70% des terres agricoles mondiales appartiennent à un pour cent des exploitants

EPA

Les terres agricoles sont de moins en moins dans les mains de petites exploitations familiales et sont de plus en plus régies par de grosses entreprises qui se focalisent sur le rendement. Et les conséquences négatives sont nombreuses : inégalités sociales, conflits, déforestation, monocultures, etc.

La concentration des terres agricoles via de grandes entreprises ne cesse de croître depuis les années 80. Une étude de l’International Land Coalition montre que les inégalités foncières dans l’agriculture sont 41% plus élevées qu’imaginé par les chercheurs. Aujourd’hui, si les exploitations familiales et les PME représentent 70 à 80% du secteur agricole mondial et pourtant elles ne possèdent qu’une infime partie des terres.
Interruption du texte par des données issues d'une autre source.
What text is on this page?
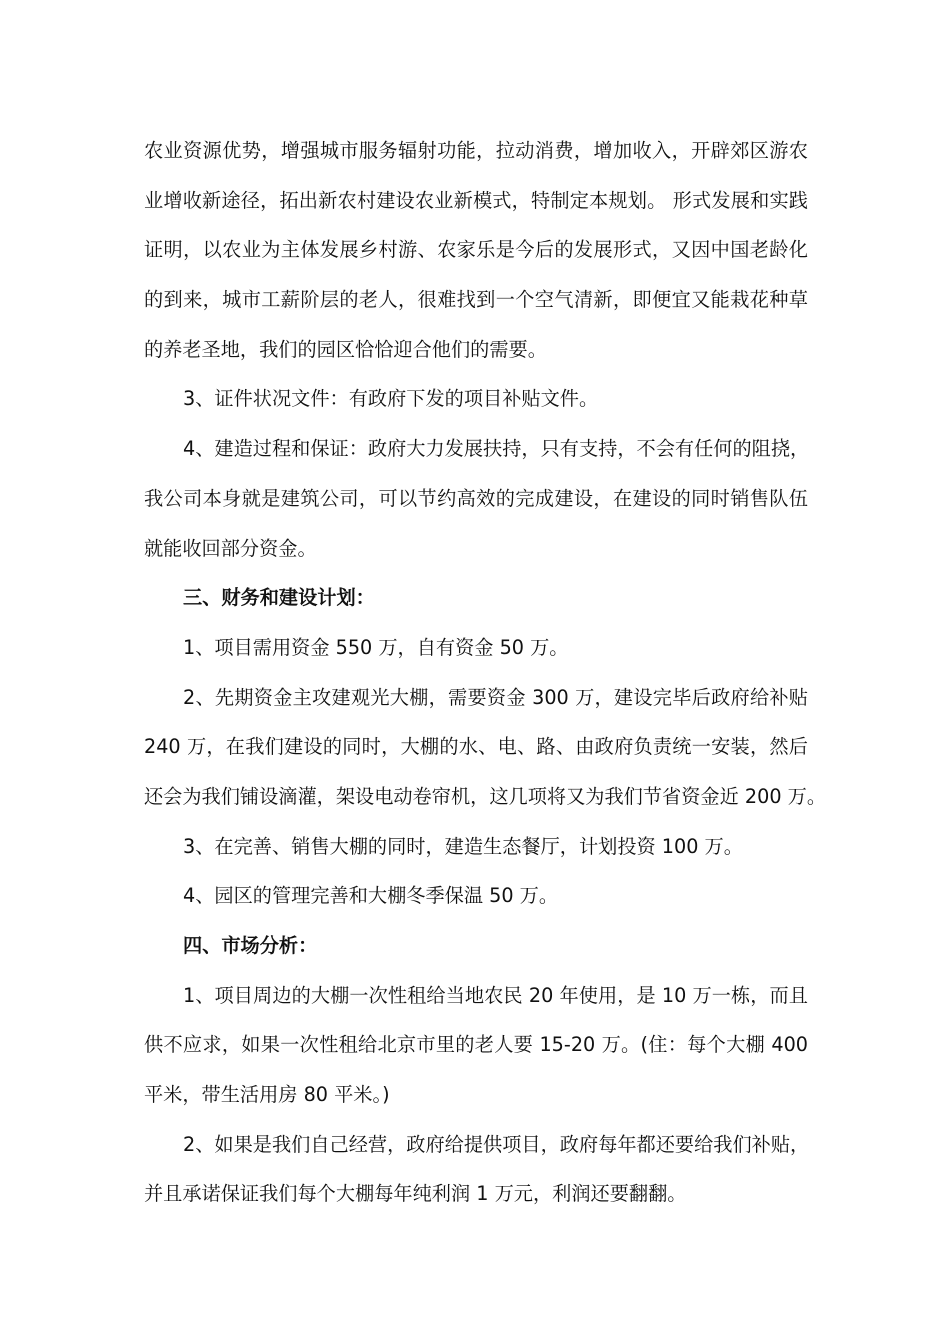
农业资源优势，增强城市服务辐射功能，拉动消费，增加收入，开辟郊区游农
业增收新途径，拓出新农村建设农业新模式，特制定本规划。 形式发展和实践
证明，以农业为主体发展乡村游、农家乐是今后的发展形式，又因中国老龄化
的到来，城市工薪阶层的老人，很难找到一个空气清新，即便宜又能栽花种草
的养老圣地，我们的园区恰恰迎合他们的需要。
3、证件状况文件：有政府下发的项目补贴文件。
4、建造过程和保证：政府大力发展扶持，只有支持，不会有任何的阻挠，
我公司本身就是建筑公司，可以节约高效的完成建设，在建设的同时销售队伍
就能收回部分资金。
三、财务和建设计划：
1、项目需用资金 550 万，自有资金 50 万。
2、先期资金主攻建观光大棚，需要资金 300 万，建设完毕后政府给补贴
240 万，在我们建设的同时，大棚的水、电、路、由政府负责统一安装，然后
还会为我们铺设滴灌，架设电动卷帘机，这几项将又为我们节省资金近 200 万。
3、在完善、销售大棚的同时，建造生态餐厅，计划投资 100 万。
4、园区的管理完善和大棚冬季保温 50 万。
四、市场分析：
1、项目周边的大棚一次性租给当地农民 20 年使用，是 10 万一栋，而且
供不应求，如果一次性租给北京市里的老人要 15-20 万。(住：每个大棚 400
平米，带生活用房 80 平米。)
2、如果是我们自己经营，政府给提供项目，政府每年都还要给我们补贴，
并且承诺保证我们每个大棚每年纯利润 1 万元，利润还要翻翻。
Au final, un seul pour cent des exploitants agricoles possèdent 70% des terres agricoles dans le monde.

Les inégalités varient d’un continent à l’autre. En Afrique et en Asie, le nombre de petites exploitations est beaucoup plus élevé, car l’humain a une place plus importante que les produits chimiques et les machines, dans le travail agricole.

Le passage d’exploitation familiale à grosse industrie est beaucoup plus marqué en Europe ou aux États-Unis, explique le rapport. La plupart des agriculteurs travaillent sous contrat avec de grandes industries alimentaires qui leur imposent des conditions strictes de production.

Conséquences

En plus de créer une plus grande inégalité entre les petites exploitations et les grosses industries agricoles, cette concentration a d’importants impacts sur l’environnement, les conflits sociaux ou encore l’alimentation.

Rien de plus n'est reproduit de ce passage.